There’s data ingestion, deployed models, and everything in between. Let’s look at what teams need to do at each step:

• Data ingestion: Validate and sanitize training data. 
• Model development: Use signed and versioned model registries.
• Pre-deployment validation: Run security reviews, bias checks, and performance tests.
• Deployment gating: Apply CI/CD-style approval workflows, enforce signature checks, and restrict who can promote models.
• Runtime protection: Monitor for identity misuse, unauthorized network access, anomalous inference behavior, and process spawning.
• Post-deployment protection: Log inputs, track outputs, and watch for drift.

How is securing AI different from securing an API?

An AI model can look like any other service endpoint. But its behavior can be much more dynamic and unpredictable than a traditional API, so it requires deeper inspection into logic, execution, and the environment.
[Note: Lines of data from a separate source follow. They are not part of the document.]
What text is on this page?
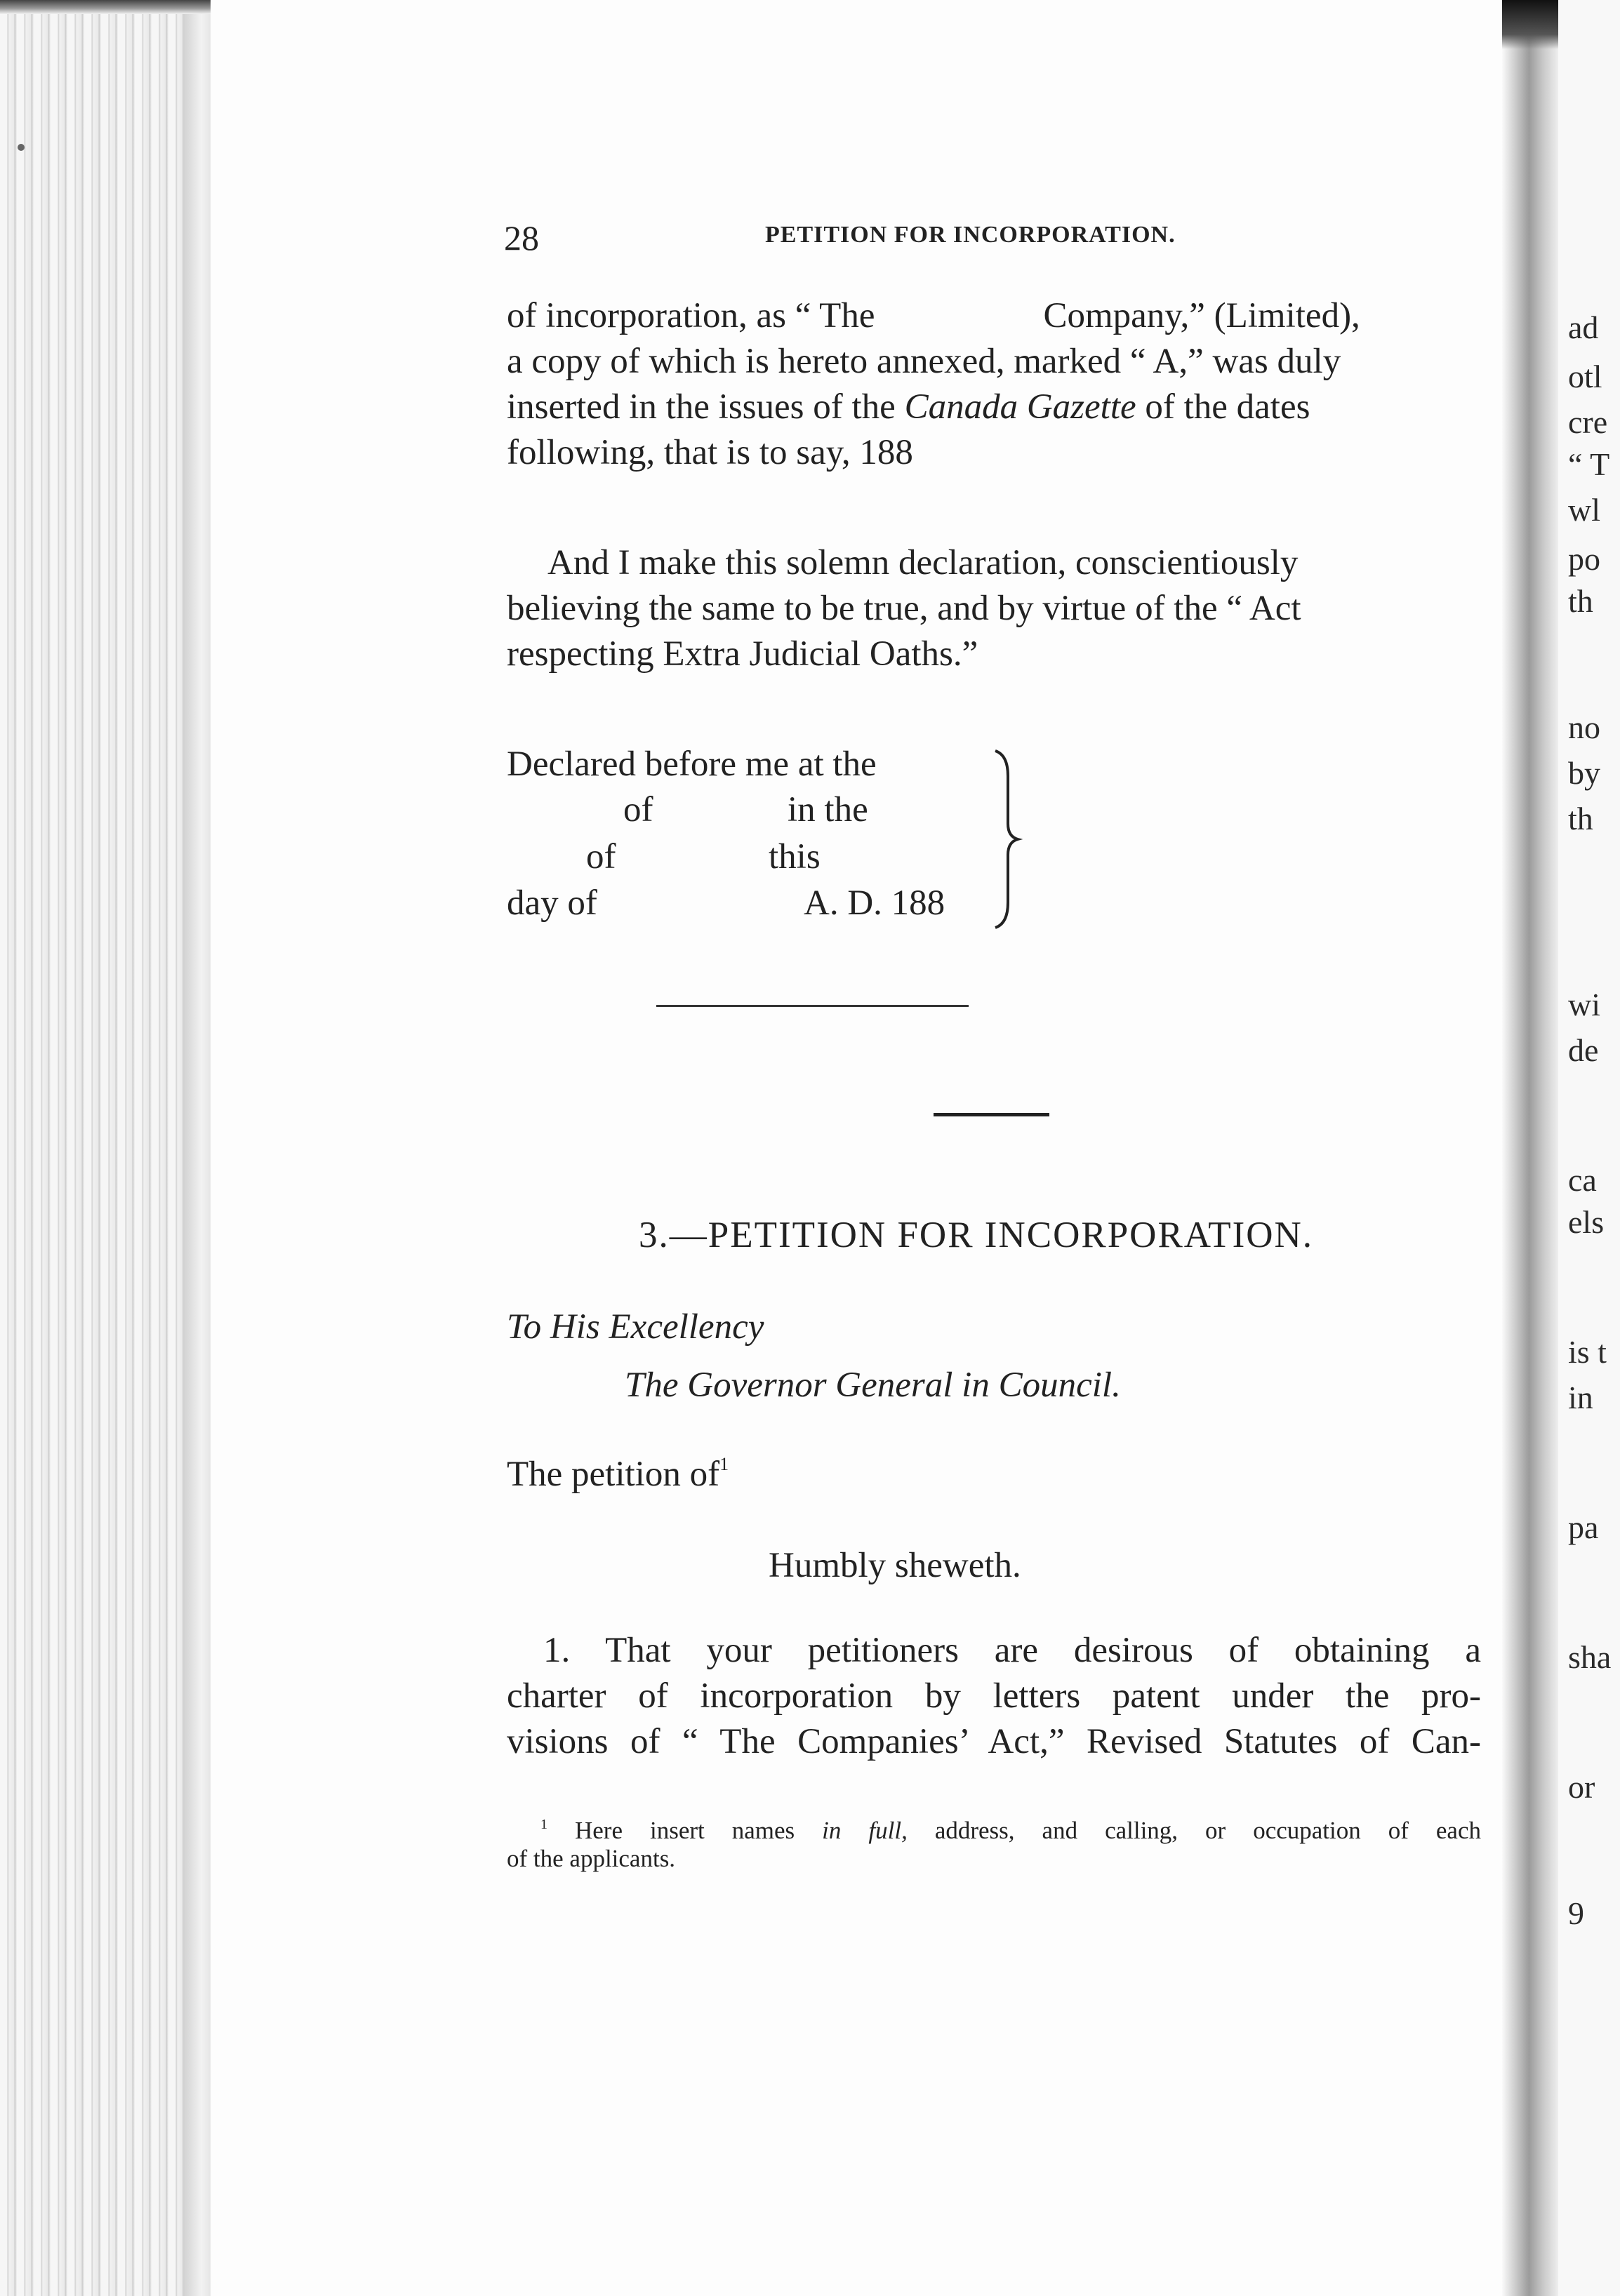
ad
otl
cre
“ T
wl
po
th
no
by
th
wi
de
ca
els
is t
in
pa
sha
or
9
28	PETITION FOR INCORPORATION.
of incorporation, as “ The	Company,” (Limited),
a copy of which is hereto annexed, marked “ A,” was duly
inserted in the issues of the Canada Gazette of the dates
following, that is to say, 188
And I make this solemn declaration, conscientiously
believing the same to be true, and by virtue of the “ Act
respecting Extra Judicial Oaths.”
Declared before me at the
of	in the
of	this
day of	A. D. 188
3.—PETITION FOR INCORPORATION.
To His Excellency
The Governor General in Council.
The petition $of^1$
Humbly sheweth.
1. That your petitioners are desirous of obtaining a
charter of incorporation by letters patent under the pro-
visions of “ The Companies’ Act,” Revised Statutes of Can-
$^1$ Here insert names in full, address, and calling, or occupation of each
of the applicants.
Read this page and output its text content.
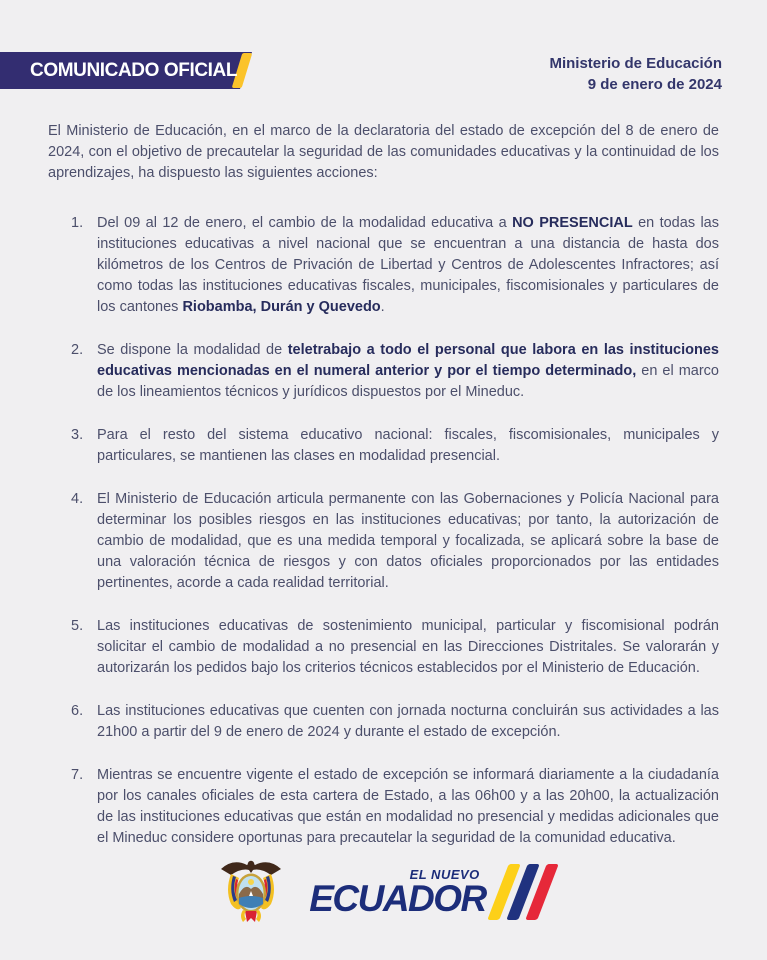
COMUNICADO OFICIAL	Ministerio de Educación
9 de enero de 2024

El Ministerio de Educación, en el marco de la declaratoria del estado de excepción del 8 de enero de 2024, con el objetivo de precautelar la seguridad de las comunidades educativas y la continuidad de los aprendizajes, ha dispuesto las siguientes acciones:

1. Del 09 al 12 de enero, el cambio de la modalidad educativa a NO PRESENCIAL en todas las instituciones educativas a nivel nacional que se encuentran a una distancia de hasta dos kilómetros de los Centros de Privación de Libertad y Centros de Adolescentes Infractores; así como todas las instituciones educativas fiscales, municipales, fiscomisionales y particulares de los cantones Riobamba, Durán y Quevedo.
2. Se dispone la modalidad de teletrabajo a todo el personal que labora en las instituciones educativas mencionadas en el numeral anterior y por el tiempo determinado, en el marco de los lineamientos técnicos y jurídicos dispuestos por el Mineduc.
3. Para el resto del sistema educativo nacional: fiscales, fiscomisionales, municipales y particulares, se mantienen las clases en modalidad presencial.
4. El Ministerio de Educación articula permanente con las Gobernaciones y Policía Nacional para determinar los posibles riesgos en las instituciones educativas; por tanto, la autorización de cambio de modalidad, que es una medida temporal y focalizada, se aplicará sobre la base de una valoración técnica de riesgos y con datos oficiales proporcionados por las entidades pertinentes, acorde a cada realidad territorial.
5. Las instituciones educativas de sostenimiento municipal, particular y fiscomisional podrán solicitar el cambio de modalidad a no presencial en las Direcciones Distritales. Se valorarán y autorizarán los pedidos bajo los criterios técnicos establecidos por el Ministerio de Educación.
6. Las instituciones educativas que cuenten con jornada nocturna concluirán sus actividades a las 21h00 a partir del 9 de enero de 2024 y durante el estado de excepción.
7. Mientras se encuentre vigente el estado de excepción se informará diariamente a la ciudadanía por los canales oficiales de esta cartera de Estado, a las 06h00 y a las 20h00, la actualización de las instituciones educativas que están en modalidad no presencial y medidas adicionales que el Mineduc considere oportunas para precautelar la seguridad de la comunidad educativa.
EL NUEVO
ECUADOR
Here’s why:

• AI is probabilistic: It doesn’t return fixed responses like APIs.
• Inputs can be adversarial: Attackers can use prompts or payloads that exploit model behavior.
• Outputs carry business logic: AI responses can directly influence decisions, not just return static data.
• Models can drift silently: Unlike APIs, models change performance over time without changes to their code.
• Models interact with infrastructure: AI systems often have access to data stores, tools, or networks, making for a larger blast radius.

Does non-GenAI still need protection?

Yes, even non-generative AI needs protection. Models like classifiers, forecasters, and recommenders can still be manipulated or misconfigured. They also have the power to influence real business decisions, so they’re high-value targets for cyberattackers through decision manipulation, data leakage, shadow model deployments, inference abuse, and workflow triggering. 

Non-generative AI models need protection at the infrastructure level for better security posture. But they also need protection across other layers, like identity and logic, to prevent them from becoming security blind spots.